O uso frequente e muitas vezes inadequado de antibióticos está entre os principais fatores associados ao aumento da resistência bacteriana, processo em que as bactérias passam a responder cada vez menos aos tratamentos disponíveis.
Isso ocorre quando os microrganismos são expostos repetidamente aos medicamentos, sobrevivem, se adaptam e desenvolvem mecanismos de defesa.

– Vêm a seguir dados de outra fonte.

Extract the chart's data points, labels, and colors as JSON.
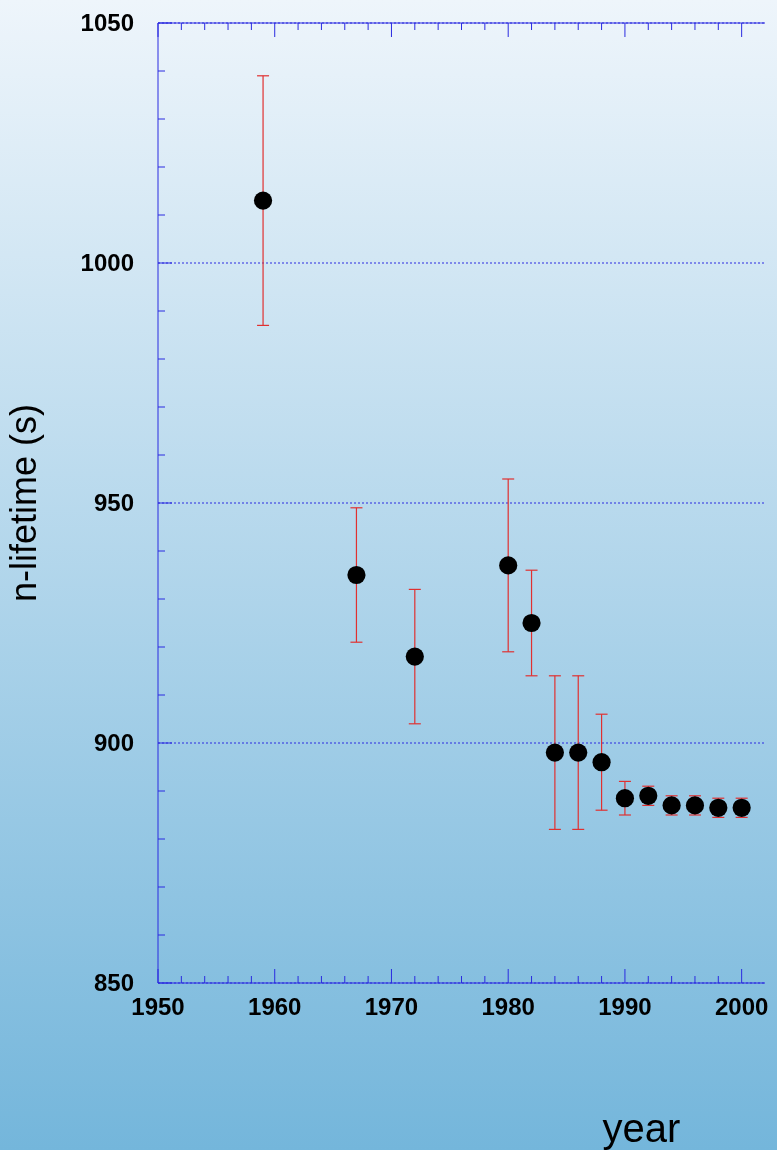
{
  "chart_data": {
    "type": "scatter",
    "xlabel": "year",
    "ylabel": "n-lifetime (s)",
    "x": [
      1959,
      1967,
      1972,
      1980,
      1982,
      1984,
      1986,
      1988,
      1990,
      1992,
      1994,
      1996,
      1998,
      2000
    ],
    "series": [
      {
        "color": "#000000",
        "values": [
          1013,
          935,
          918,
          937,
          925,
          898,
          898,
          896,
          888.5,
          889,
          887,
          887,
          886.5,
          886.5
        ],
        "errors": [
          26,
          14,
          14,
          18,
          11,
          16,
          16,
          10,
          3.5,
          2,
          2,
          2,
          2,
          2
        ]
      }
    ],
    "xlim": [
      1950,
      2002
    ],
    "xticks": [
      1950,
      1960,
      1970,
      1980,
      1990,
      2000
    ],
    "ylim": [
      850,
      1050
    ],
    "yticks": [
      850,
      900,
      950,
      1000,
      1050
    ],
    "grid": "y",
    "marker": "circle"
  }
}
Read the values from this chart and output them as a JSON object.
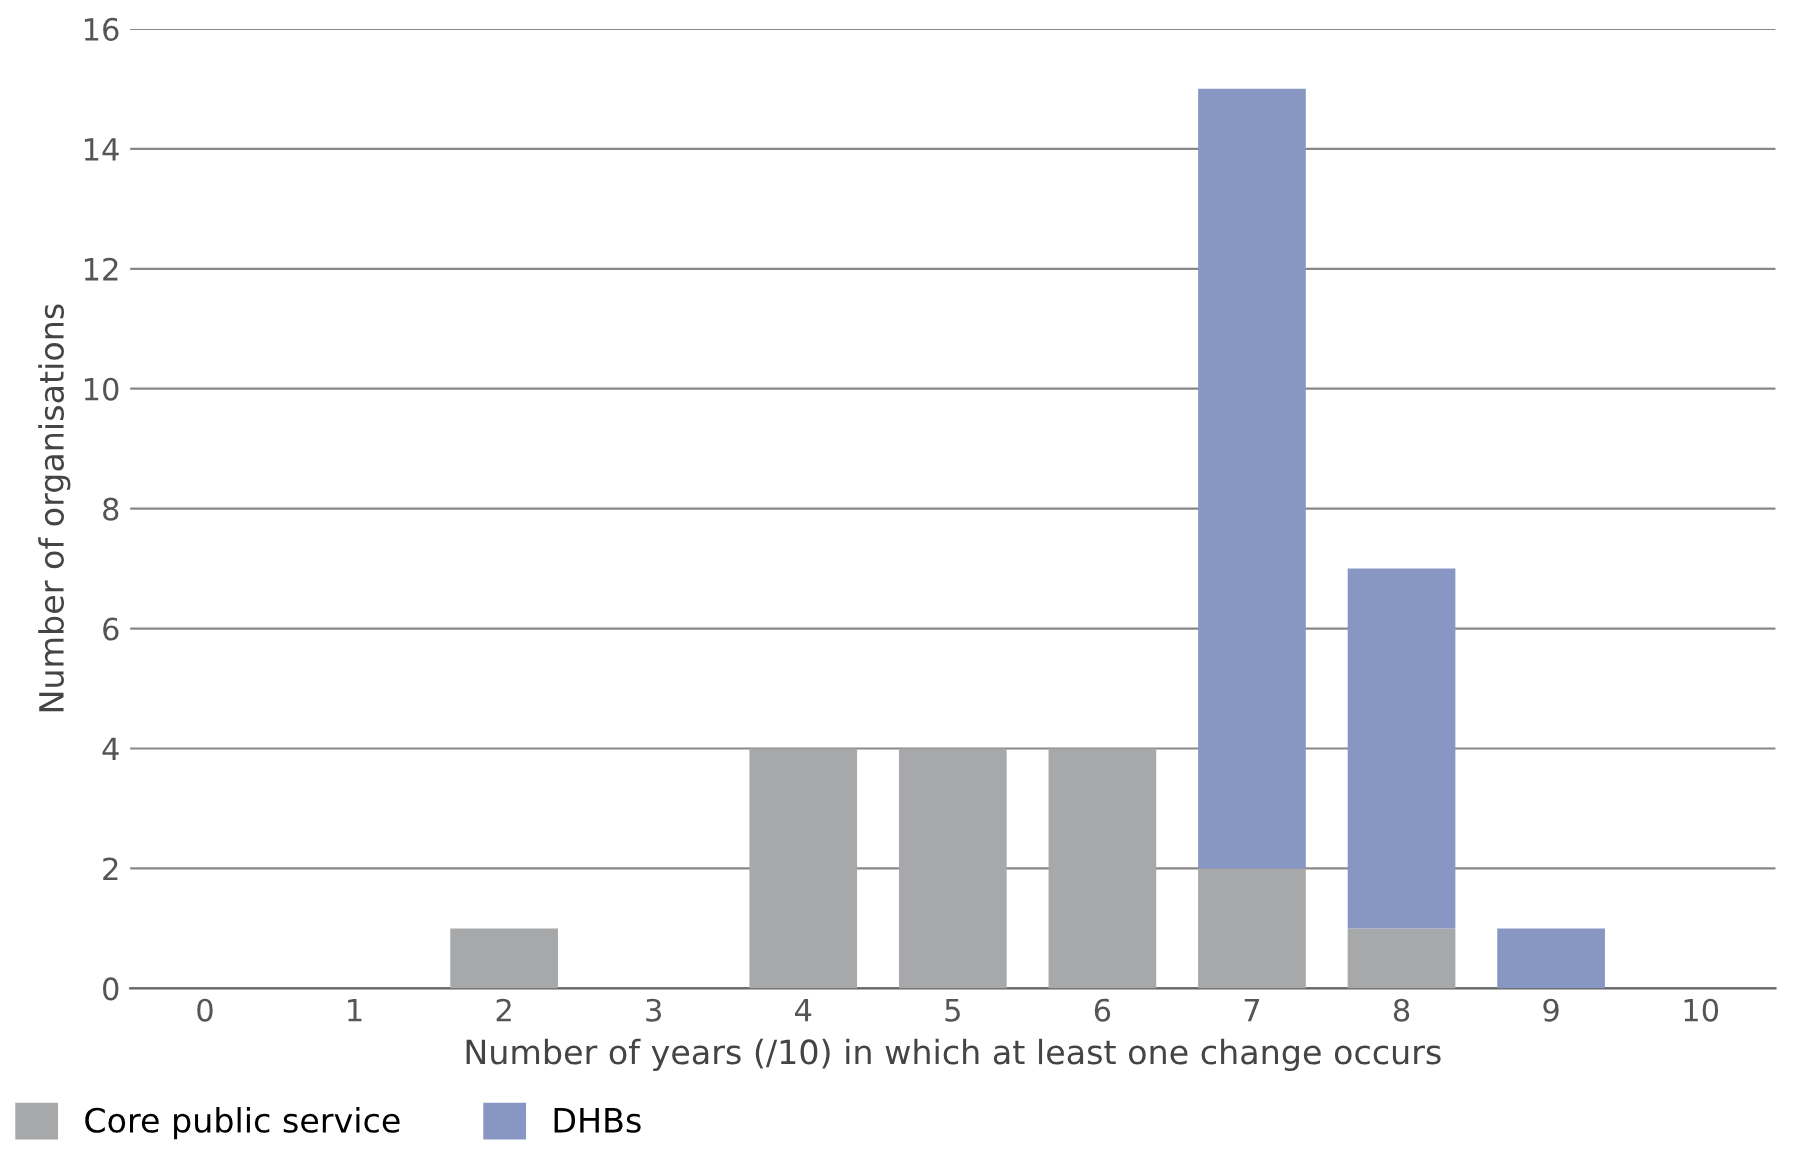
{
  "chart_data": {
    "type": "bar",
    "stacked": true,
    "xlabel": "Number of years (/10) in which at least one change occurs",
    "ylabel": "Number of organisations",
    "categories": [
      "0",
      "1",
      "2",
      "3",
      "4",
      "5",
      "6",
      "7",
      "8",
      "9",
      "10"
    ],
    "series": [
      {
        "name": "Core public service",
        "color": "#a7a8aa",
        "values": [
          0,
          0,
          1,
          0,
          4,
          4,
          4,
          2,
          1,
          0,
          0
        ]
      },
      {
        "name": "DHBs",
        "color": "#8896c4",
        "values": [
          0,
          0,
          0,
          0,
          0,
          0,
          0,
          13,
          6,
          1,
          0
        ]
      }
    ],
    "ylim": [
      0,
      16
    ],
    "yticks": [
      0,
      2,
      4,
      6,
      8,
      10,
      12,
      14,
      16
    ],
    "grid": "y",
    "legend": "bottom left"
  }
}
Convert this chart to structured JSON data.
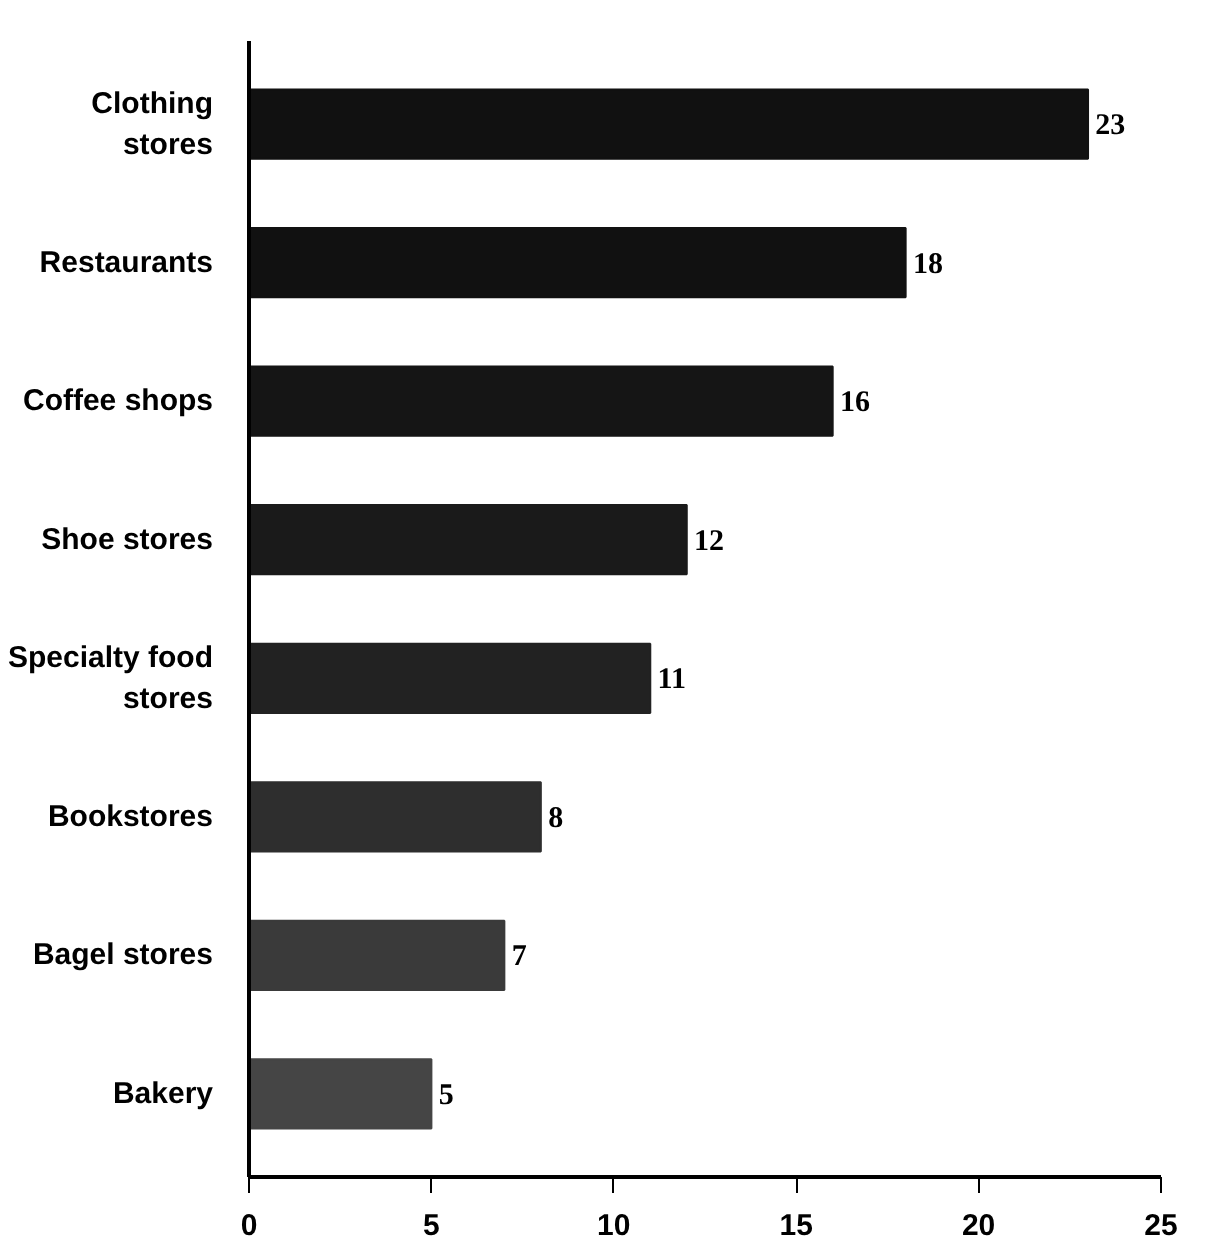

Em alguns casos, esse cenário dificulta o controle de infecções e pode comprometer o tratamento de doenças bacterianas mais graves, como a meningite.
Resistência bacteriana e uso de antibióticos
- Uso de antibióticos: O uso inadequado desses medicamentos, aliado à automedicação e à interrupção precoce dos tratamentos, contribui para o aumento da resistência e torna infecções mais difíceis de tratar.
- Prática clínica: Prescrições sem confirmação laboratorial, uso empírico em hospitais e falhas em protocolos de tratamento também ampliam o problema.
- Fatores externos: Fora do ambiente de saúde, o uso de antibióticos na pecuária e a presença de resíduos no meio ambiente favorecem a disseminação de bactérias resistentes.
- Panorama global: Estima-se que uma em cada seis infecções bacterianas comuns já apresente algum nível de resistência.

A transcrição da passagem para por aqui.